High Street stalwart Next has warned that a fresh full two-week lockdown across England, Northern Ireland and Scotland would cost it nearly £60million in lost sales.
The retailer said that its in-store sales in the last three months were around half of levels seen since last year, with fears already mounting about the potential impact of Wales’ two-week circuit-beaker shutdown imposed last week.
Next also said: ‘We have found no evidence of the virus being transmitted in our stores, nor are we aware of any studies that suggest clothing and homeware retail presents a significant risk of infection.’
Last month, the boss of Next, Lord Wolfson, said there was a clear threat to thousands of jobs in retail because lockdown had triggered a seismic shift to online shopping.
Impact: High-street stalwart Next has warned that a fresh full two-week lockdown across England, Scotland, and Wales would cost it nearly £60million in lost sales
But, amid the doom and gloom looming over potential further shutdowns, Next still upped its full-year profit forecast for the third time this year.
The chain now expects its pre-tax profit for the year to hit £365million, which is £65million more than first expected, with net debt forecast to fall by £487million to £625million.
Online sales during the summer were 23 per cent higher than they were a year ago with shopper demand for homeware lines and children’s clothes remaining high.
With many still working from home and formal events off the cards, sales of suits and party clothes remain down on levels seen last year.
Next said: ‘Online sales remain strong, both in the UK and overseas. In retail, out-of-town retail parks continue to perform better than high streets and shopping centres.’
Total sales in the three months to 24 October rose by 1.4 per cent, or 2.8 per cent, when interest from consumer credit is included.
The number of products sold with a markdown dropped by 12.3 per cent on a year ago, but Next explained this was due to fewer customers in stores and a focus in its warehouses on full priced goods.

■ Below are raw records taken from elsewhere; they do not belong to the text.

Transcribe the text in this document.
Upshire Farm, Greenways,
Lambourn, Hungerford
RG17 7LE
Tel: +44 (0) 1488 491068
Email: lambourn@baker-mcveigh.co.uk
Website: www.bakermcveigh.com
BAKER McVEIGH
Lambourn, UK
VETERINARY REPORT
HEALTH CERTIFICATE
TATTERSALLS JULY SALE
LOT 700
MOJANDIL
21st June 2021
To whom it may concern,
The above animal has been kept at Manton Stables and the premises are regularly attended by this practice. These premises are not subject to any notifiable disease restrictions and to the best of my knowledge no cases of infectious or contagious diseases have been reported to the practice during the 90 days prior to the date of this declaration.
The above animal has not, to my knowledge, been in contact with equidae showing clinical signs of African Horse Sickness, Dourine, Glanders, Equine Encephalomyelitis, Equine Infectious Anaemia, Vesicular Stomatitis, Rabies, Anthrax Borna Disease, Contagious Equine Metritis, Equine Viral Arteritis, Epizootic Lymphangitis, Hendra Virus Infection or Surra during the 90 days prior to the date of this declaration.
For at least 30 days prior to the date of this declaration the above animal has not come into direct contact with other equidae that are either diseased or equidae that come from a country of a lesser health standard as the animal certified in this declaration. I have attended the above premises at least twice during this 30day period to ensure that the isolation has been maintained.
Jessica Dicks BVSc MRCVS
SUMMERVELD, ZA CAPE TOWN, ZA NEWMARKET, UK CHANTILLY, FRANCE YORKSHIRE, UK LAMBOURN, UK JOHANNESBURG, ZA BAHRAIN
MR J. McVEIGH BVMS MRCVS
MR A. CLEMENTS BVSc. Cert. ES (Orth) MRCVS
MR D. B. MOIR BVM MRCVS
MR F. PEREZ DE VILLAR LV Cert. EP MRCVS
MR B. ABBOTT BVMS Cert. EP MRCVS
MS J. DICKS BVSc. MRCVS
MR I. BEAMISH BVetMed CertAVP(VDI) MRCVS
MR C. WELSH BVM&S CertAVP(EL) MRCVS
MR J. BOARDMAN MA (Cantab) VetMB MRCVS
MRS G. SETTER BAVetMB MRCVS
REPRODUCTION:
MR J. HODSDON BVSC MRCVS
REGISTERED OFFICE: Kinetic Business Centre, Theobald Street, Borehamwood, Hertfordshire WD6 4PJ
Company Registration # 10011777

Sales outperformed particularly strongly in the final two weeks of August, as the Government was encouraging workers back to offices and before the ‘rule of six’ was introduced.
Risks: Lord Wolfson, the boss of Next, has warned that thousands of retail jobs are at risk as a result of the pandemic
They fell sharply in September, but regained momentum in October and beat figures from a year earlier, the retailer said.
Looking ahead to Christmas, Next’s bosses said sales could fall by 8 per cent based on their ‘central scenario’, which includes further lockdowns, customers avoiding busy stores and increased self-isolation.
An alternative ‘upside’ scenario predicts a flat period of sales, compared with last Christmas, where ‘busier stores prove no further deterrent to retail shopping’, and there are no further lockdowns.
The ‘downside’ scenario would see a two-week lockdown being imposed triggering an expected 20 per cent drop in sales, Next said.
It added: ‘The biggest single unknown is whether England, Scotland and Northern Ireland will follow Wales’s decision to shut non-essential retail shops.
‘A two-week lockdown in England, Scotland and Northern Ireland in November would reduce retail full-price sales by around £57 million depending on timing.’
Richard Hunter, head of markets at Interactive Investor, said: ‘Christmas has not quite come early for Next, but the signs are promising ahead of the important retail season.’
He said the retailer continued to make progress, with a major reduction in net debt and an upgraded profit forecast which was ‘a further sign of recovery.’
‘Given the fact that the pandemic has taken the ultimate toll on some of its competitors, for Next to be booking a profit of this size is testament to its enduring appeal,’ he added.
Meanwhile, Russ Mould, investment director at AJ bell, remained upbeat about Next’s prospects.
Mould said: ‘What you can be pretty sure of is that Next will be prepared this time round and at least investors are getting a detailed read on how sales might perform under different scenarios.
‘The strength of Next’s brand, proposition, balance sheet and infrastructure should also set it up to be a retail survivor which can thrive in a recovery.’
Shares in FTSE 100-listed Next are up 2.76 per cent or 168p to 6,258p this morning.